What Effect Will the Stimulus Have on the Real Estate Market in 2010

The Stimulus package that went into effect more than a year ago, also known as the American Recovery and Reinvestment Act of 2009, has had varying degrees of success in different aspects of the economy. The question now, as we head deeper into 2010, will be what effect will it have on the real estate market this year and for years to come?

The question is not an easy one to answer and, depending on whom you ask, you are bound to get a variety of responses. The first step in attempting to solve this dilemma is to note what has happened in the past year. The stimulus package is credited with helping a number of new homebuyers with the tax credit, which was extended until April 30, 2010. It is argued that this tax credit helped to stabilize the housing market in 2009.

Now, as we move forward into this year and are facing two obstacles in the termination of the tax credit as well as an expected move by the Federal Reserve to cease buying mortgage-backed securities, the market is poised for some volatility in the coming months. Add to that the fact that the FHA is expected to raise insurance premiums for mortgages and there is plenty of speculation to be made.

All signs indicate that the real estate and mortgage industry is about to face another daunting challenge this year and well into the next. So will this new phase of the Obama Administration’s stimulus plan have any bearing on the industry? Let’s explore a bit further.

The major force of economic growth in a nation is its ability to create and maintain jobs. When people are working, they are spending and the cycle spins around in a perpetual dance. The Administration is focusing its efforts on construction, both in the private as well as commercial markets. There haven’t been many success stories after this initial year of the stimulus, so let’s assume that this year lights the way toward recovery.

Construction will mean more homes and commercial properties being built in certain cities and neighborhoods. The jobs that are created through these efforts, as well as through highway projects and such, will certainly have a positive impact on tens and maybe even hundreds of thousands of workers who rely on the construction industry. Yet these workers, who many have been without work since 2008, will not have the means to invest in real estate for some time.

This situation poses a serious risk for the housing market. While property values remain low, the time will still be right for buyers to purchase the home of their dreams, even if they miss the tax credit deadline or face higher FHA premiums. One of the driving forces in the latter part of last year was the tax credit, which helped to boost assessed values with more buyers looking at homes. If banks release more foreclosed homes to the market this year as well, then it’s possible that home values will drop another ten to fifteen percent overall.

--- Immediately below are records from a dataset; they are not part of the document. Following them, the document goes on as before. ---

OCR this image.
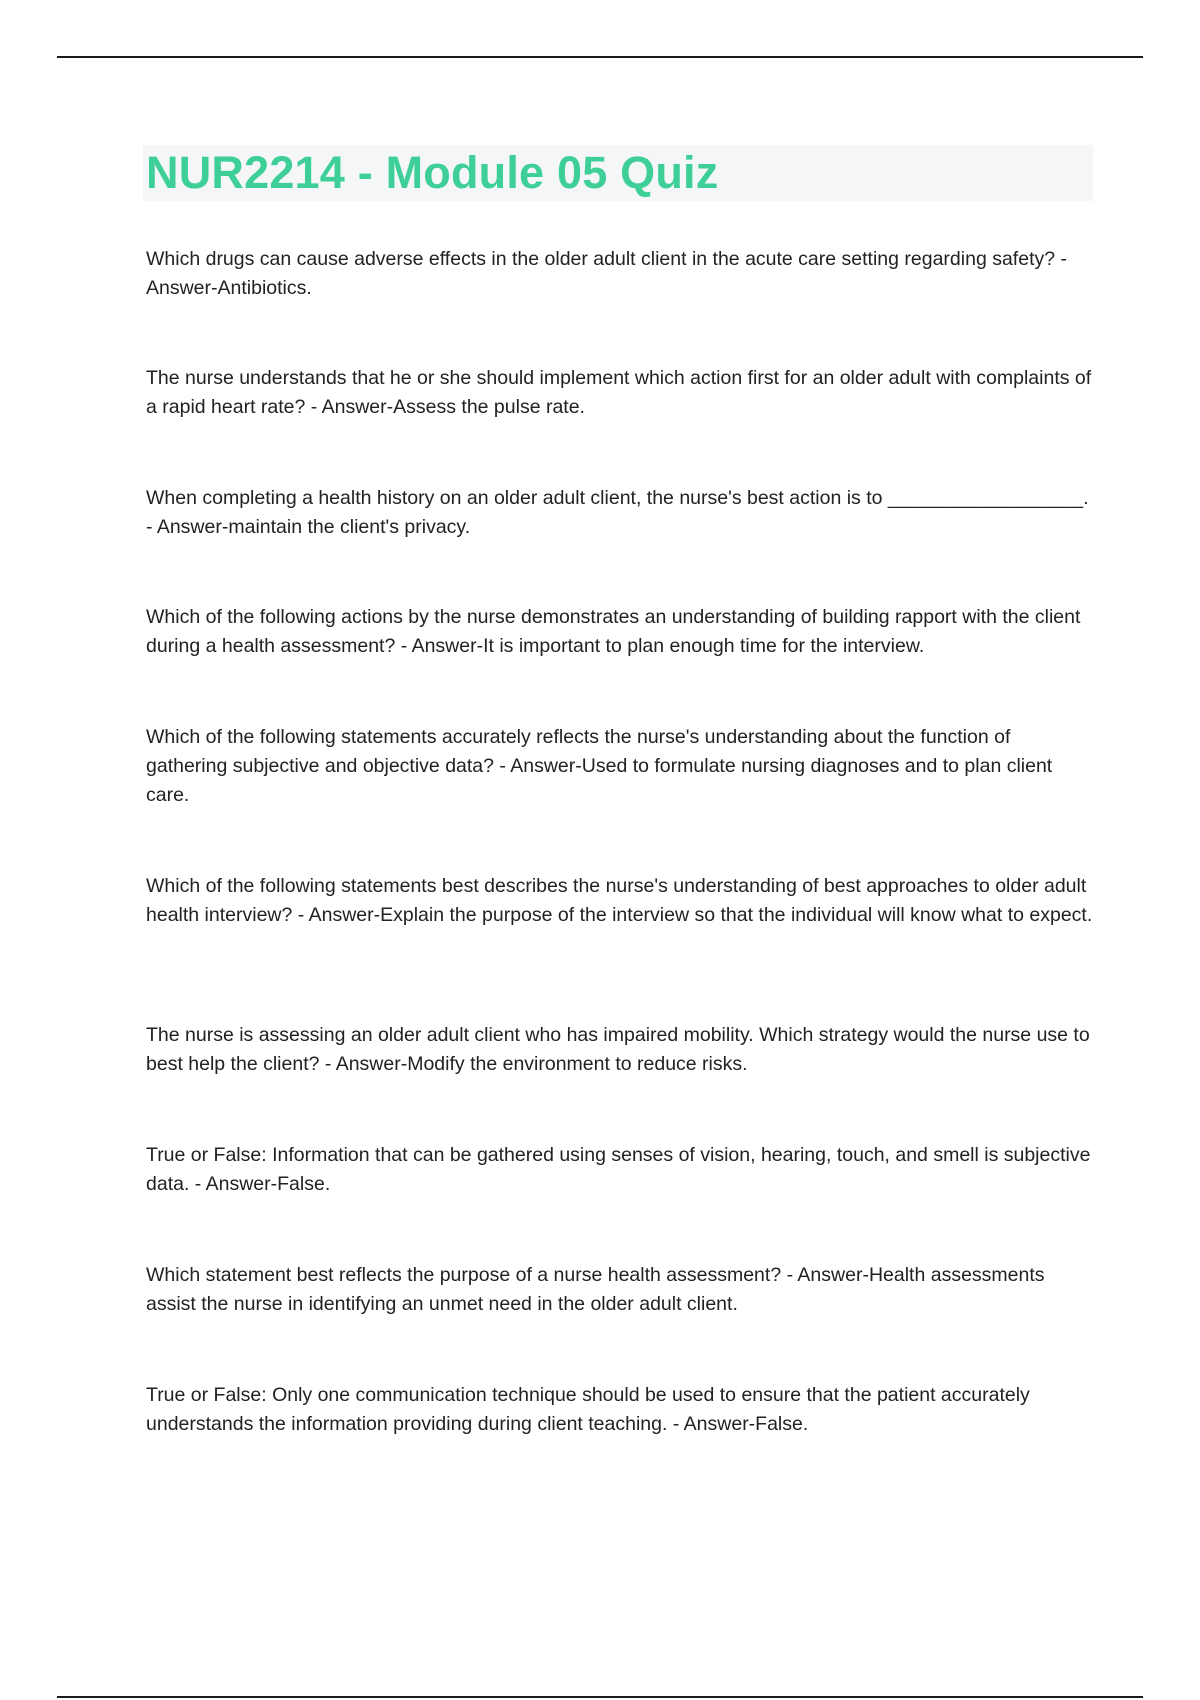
NUR2214 - Module 05 Quiz
Which drugs can cause adverse effects in the older adult client in the acute care setting regarding safety? - Answer-Antibiotics.
The nurse understands that he or she should implement which action first for an older adult with complaints of a rapid heart rate? - Answer-Assess the pulse rate.
When completing a health history on an older adult client, the nurse's best action is to __________________. - Answer-maintain the client's privacy.
Which of the following actions by the nurse demonstrates an understanding of building rapport with the client during a health assessment? - Answer-It is important to plan enough time for the interview.
Which of the following statements accurately reflects the nurse's understanding about the function of gathering subjective and objective data? - Answer-Used to formulate nursing diagnoses and to plan client care.
Which of the following statements best describes the nurse's understanding of best approaches to older adult health interview? - Answer-Explain the purpose of the interview so that the individual will know what to expect.
The nurse is assessing an older adult client who has impaired mobility. Which strategy would the nurse use to best help the client? - Answer-Modify the environment to reduce risks.
True or False: Information that can be gathered using senses of vision, hearing, touch, and smell is subjective data. - Answer-False.
Which statement best reflects the purpose of a nurse health assessment? - Answer-Health assessments assist the nurse in identifying an unmet need in the older adult client.
True or False: Only one communication technique should be used to ensure that the patient accurately understands the information providing during client teaching. - Answer-False.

With the real estate market already struggling, it’s unclear whether the stimulus moving forward will directly affect the housing industry, but all indications are that 2010 will be a difficult year regardless. If the stimulus is successful in putting people back to work and driving the economy in a positive direction, then the real estate market will reap the benefits. If it can’t boost the sagging economy, then we will continue to see a volatile and depressed market for the foreseeable future.